The Diocese of Lacedaemon (Greek: Μητρόπολις Λακεδαίμονος or Λακεδαιμονίας) was a Christian ecclesiastical province in Laconia, Greece. Extant from at least the middle of the 5th century, it became a metropolis in 1083. During the period of Frankish rule, between ca. 1209 and 1278, it was held by Roman Catholic prelates, and remains a (vacant) titular see of the Catholic Church. The Greek Orthodox see was restored with the Byzantine reconquest in the 1270s, and continued until the see's abolition in 1852.
Christianity came to Laconia and its capital, Sparta, in the 1st century AD, with the first church mentioned in Sparta in ca. 150 AD. Like the rest of the Peloponnese, the Christian community of Sparta was under the jurisdiction of the See of Corinth. A certain Hosios is the first bishop of Sparta attested, in 458; the see was called Lacedaemon , which was the common name for both Sparta and its surrounding region in Byzantine times.

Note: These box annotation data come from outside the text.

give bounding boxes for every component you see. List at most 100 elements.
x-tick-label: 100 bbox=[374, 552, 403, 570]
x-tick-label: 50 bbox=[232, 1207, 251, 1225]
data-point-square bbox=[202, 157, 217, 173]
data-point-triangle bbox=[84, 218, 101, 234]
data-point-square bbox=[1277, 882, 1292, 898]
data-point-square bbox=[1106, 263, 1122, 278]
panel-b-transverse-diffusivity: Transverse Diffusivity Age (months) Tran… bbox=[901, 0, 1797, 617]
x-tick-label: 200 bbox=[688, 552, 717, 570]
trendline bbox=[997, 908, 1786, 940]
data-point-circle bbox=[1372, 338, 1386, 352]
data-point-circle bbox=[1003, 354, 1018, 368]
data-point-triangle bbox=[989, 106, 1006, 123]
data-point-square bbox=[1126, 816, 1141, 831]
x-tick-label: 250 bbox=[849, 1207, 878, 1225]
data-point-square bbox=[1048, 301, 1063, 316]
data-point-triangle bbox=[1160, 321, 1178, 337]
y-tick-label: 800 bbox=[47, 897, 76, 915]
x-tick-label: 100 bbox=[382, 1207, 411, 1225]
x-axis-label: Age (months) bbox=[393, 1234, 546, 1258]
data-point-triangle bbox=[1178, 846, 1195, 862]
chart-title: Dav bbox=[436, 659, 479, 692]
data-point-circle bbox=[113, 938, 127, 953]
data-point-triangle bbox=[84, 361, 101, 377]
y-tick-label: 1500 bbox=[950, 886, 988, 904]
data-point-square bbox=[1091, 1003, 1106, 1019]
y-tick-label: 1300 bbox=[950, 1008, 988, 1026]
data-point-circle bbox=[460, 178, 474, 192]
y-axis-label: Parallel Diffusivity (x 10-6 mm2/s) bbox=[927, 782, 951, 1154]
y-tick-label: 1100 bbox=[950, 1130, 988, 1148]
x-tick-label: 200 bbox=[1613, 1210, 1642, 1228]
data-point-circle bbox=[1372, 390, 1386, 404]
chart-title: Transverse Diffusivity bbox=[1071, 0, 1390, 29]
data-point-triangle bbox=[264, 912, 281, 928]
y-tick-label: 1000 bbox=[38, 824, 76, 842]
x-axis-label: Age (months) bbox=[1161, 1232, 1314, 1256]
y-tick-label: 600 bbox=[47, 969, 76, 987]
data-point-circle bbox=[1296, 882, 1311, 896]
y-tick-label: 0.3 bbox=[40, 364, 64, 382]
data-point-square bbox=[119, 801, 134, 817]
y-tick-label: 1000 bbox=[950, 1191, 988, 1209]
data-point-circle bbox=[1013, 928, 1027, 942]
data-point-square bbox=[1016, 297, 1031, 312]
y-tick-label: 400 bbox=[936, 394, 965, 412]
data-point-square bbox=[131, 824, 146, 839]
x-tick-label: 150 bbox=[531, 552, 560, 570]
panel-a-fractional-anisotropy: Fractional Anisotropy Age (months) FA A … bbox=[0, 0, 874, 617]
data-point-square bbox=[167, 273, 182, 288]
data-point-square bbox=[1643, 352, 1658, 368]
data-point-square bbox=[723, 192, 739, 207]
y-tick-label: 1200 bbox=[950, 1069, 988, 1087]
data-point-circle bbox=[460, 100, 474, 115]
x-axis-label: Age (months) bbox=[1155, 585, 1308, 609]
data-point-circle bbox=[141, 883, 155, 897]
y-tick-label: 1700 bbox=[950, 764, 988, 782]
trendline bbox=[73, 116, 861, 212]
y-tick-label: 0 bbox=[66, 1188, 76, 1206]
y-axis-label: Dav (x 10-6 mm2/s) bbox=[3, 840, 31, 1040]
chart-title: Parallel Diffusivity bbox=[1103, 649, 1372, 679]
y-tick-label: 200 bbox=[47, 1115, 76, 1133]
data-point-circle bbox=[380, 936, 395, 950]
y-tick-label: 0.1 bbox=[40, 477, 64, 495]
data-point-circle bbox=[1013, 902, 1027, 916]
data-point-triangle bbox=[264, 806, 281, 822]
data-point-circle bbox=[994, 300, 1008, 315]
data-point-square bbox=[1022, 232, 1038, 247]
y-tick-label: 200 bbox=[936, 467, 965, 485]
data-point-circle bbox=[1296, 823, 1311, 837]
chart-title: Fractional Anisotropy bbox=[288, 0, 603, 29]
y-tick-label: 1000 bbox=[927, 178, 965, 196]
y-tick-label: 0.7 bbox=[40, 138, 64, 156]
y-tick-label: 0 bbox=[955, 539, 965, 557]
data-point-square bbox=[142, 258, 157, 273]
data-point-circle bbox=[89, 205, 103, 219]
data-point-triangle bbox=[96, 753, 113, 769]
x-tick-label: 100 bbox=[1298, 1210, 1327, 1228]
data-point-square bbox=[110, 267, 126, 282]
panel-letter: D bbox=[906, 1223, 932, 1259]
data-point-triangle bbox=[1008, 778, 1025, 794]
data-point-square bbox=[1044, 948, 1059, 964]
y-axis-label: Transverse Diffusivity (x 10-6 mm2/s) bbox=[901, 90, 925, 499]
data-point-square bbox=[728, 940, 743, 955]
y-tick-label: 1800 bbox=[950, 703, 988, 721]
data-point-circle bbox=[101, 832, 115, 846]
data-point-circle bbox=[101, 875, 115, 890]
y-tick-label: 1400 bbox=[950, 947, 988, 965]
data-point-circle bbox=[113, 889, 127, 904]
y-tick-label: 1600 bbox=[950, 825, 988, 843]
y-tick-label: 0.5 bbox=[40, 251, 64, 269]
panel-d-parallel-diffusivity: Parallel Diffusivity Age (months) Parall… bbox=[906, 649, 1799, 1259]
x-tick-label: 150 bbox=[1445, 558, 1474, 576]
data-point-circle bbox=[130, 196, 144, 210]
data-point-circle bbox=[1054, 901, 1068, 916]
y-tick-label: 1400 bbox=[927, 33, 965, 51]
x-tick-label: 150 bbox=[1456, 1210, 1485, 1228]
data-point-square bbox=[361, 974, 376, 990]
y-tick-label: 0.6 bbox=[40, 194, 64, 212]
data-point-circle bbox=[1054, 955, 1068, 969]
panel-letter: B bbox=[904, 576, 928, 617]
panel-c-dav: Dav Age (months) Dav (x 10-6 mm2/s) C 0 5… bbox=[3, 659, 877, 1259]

The Chronicle of Monemvasia claims that the inhabitants of Sparta left their city for Sicily due to the Slavic invasions of the late 6th century, and that it was not until the early years of the 9th century that Emperor Nikephoros I (reigned 802–811) rebuilt the city and resettled it with Greek and Armenians settlers. Nevertheless, in the Sixth Ecumenical Council of 681, a Theodosios, "bishop of the city of the Lacedaemonians", participated, and a bishopric of "Lakedeon" is attested in a Notitia Episcopatuum of ca. 800.